How it All Started
I came to mending through two streams. First, through my thrifty grandmothers and aunties. I inherited many textile gifts from women who made beautiful things from scraps and remnants. My Danish grandmother never sat down with out a needlework project in her hands. She had 12 children, and dozens of grandchildren, so I am thankful that a few of her hand-made items came down to me.
My second mending influence came from our family hobby: Living History Reenacting. When out kids were young, we attended camps and battle reenactments that focused on the 18th century in the American Colonies. I would take my spinning wheel and help with community dye-pots, while the kids ran around with their friends. My husband combed wool for me when he wasn’t marching off to one battle or another.
Since we were poor as church-mice, I made all our 18th c clothes. I also mended and altered the clothes as needed. Visible Mending was a kind of badge of honor among our fellow hobbyists. It was also a good creative outlet for me, during the years when teaching full-time took up all my art-making energy.
My mom loved to help me make the kids 18th c clothes and we found great fabric at outlets and thrift stores. I learned to love natural fabrics, and discovered that linen and wool are easier to mend than modern cotton blends.
To this day, we are more likely to mend or alter an article of clothing than to discard it. By “we,” I mean ME, at the request of the family. My colleagues often ask me for help with mending, I don’t mind, it is quite satisfying to see my handiwork in motion.
When visible mending began to trend on social media, I felt a bit smug. I recognized the historical roots of thriftiness and a concern for the environment. I also could identify mending as an artistic badge of honor, clothing that conveys a message. My daughter coined the phrase “edited shirt” for a much loved linen shirt of mine that is now covered in boro-style1 mending.
Here are two comments from Thoreau. I admit, he can come across as pompous and pedantic some times, but I think he is right about the fear of being unfashionable.
I wonder what he would think of our modern, mechanically-distressed and patched blue jeans?2
“As for clothing, perhaps we are led oftener by the love of novelty, and a regard for the opinions of men, in procuring it, than by a true utility. No man ever stood the lower in my estimation for having a patch in his clothes; yet I am sure that there is greater anxiety, commonly, to have fashionable, or at least clean and unpatched clothes, than to have a sound conscience…

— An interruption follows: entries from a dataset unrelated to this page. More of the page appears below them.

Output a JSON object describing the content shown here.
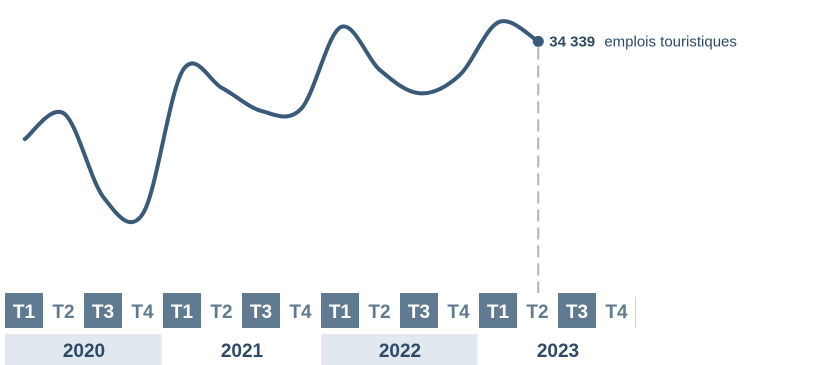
{
  "chart_data": {
    "type": "line",
    "series": [
      {
        "values": [
          30500,
          31500,
          28200,
          27600,
          33200,
          32500,
          31600,
          31700,
          34900,
          33200,
          32300,
          33000,
          35100,
          34339
        ]
      }
    ],
    "x": [
      "T1 2020",
      "T2 2020",
      "T3 2020",
      "T4 2020",
      "T1 2021",
      "T2 2021",
      "T3 2021",
      "T4 2021",
      "T1 2022",
      "T2 2022",
      "T3 2022",
      "T4 2022",
      "T1 2023",
      "T2 2023"
    ],
    "quarters": [
      "T1",
      "T2",
      "T3",
      "T4"
    ],
    "years": [
      "2020",
      "2021",
      "2022",
      "2023"
    ],
    "annotation": {
      "value": "34 339",
      "text": "emplois touristiques"
    },
    "colors": {
      "line": "#3a5a7a",
      "dark_cell": "#5f7a91",
      "year_band": "#e1e8ef",
      "text": "#2e4a66",
      "dashed": "#b4b4b4"
    }
  }
}
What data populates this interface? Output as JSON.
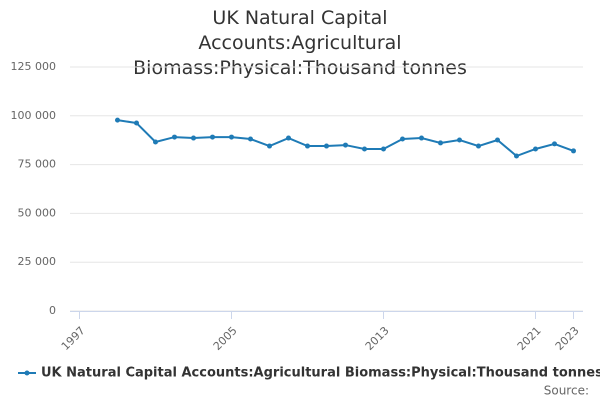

I sometimes try my acquaintances by such tests as this, -- who could wear a patch, or two extra seams only, over the knee? Most behave as if they believed that their prospects for life would be ruined if they should do it. It would be easier for them to hobble to town with a broken leg than with a broken pantaloon. Often if an accident happens to a gentleman's legs, they can be mended, but if a similar accident happens to the legs of his pantaloons, there is no help for it.”
―Henry David Thoreau,Walden & Civil Disobedience
Slow vs Fast Fashion
Patching, darning and mending are important means of self expression, not only to demonstrate one’s thriftiness, but also to add some personal flair to a ready-made garments. And, as a political statement, wearing mended clothing is an act of resistance against the drumbeat of consumerism. Mended or altered clothes spend a few more years out of the land-fill3 and help reverse the trend of fast-fashion.
Do you have a mended garment that you are proud to wear?
For a lovely audio tour through Mending Around the World, check out episode 12 of season 2 on Haptic & Hue. To be honest, every episode is treasure chest of knowledge! Link here.
I am old enough to remember when jeans came stiff as boards from the Ranch Supply or an Army Navy Store. We had to break them in ourselves, (sometime driving over them in the with the family car). There was a parking lot in Austin where folks could buy and sell old cowboy jeans. I understood that they shipped those second hand jeans to Japan and England where they sold for hundreds of dollars.
Natural materials are 100% biodegradable, in the Slow Clothing and Fiber-shed movements there is always an end-of-usefulness plan for fabric: composting, for example, or remaking into stuffing or insulation.
June- thank you for the inspiration! I have gotten away from hand sewing and plan to get back to it. I have a pile of clothing that needs mending!
Love this post! Going to check out the podcast episode.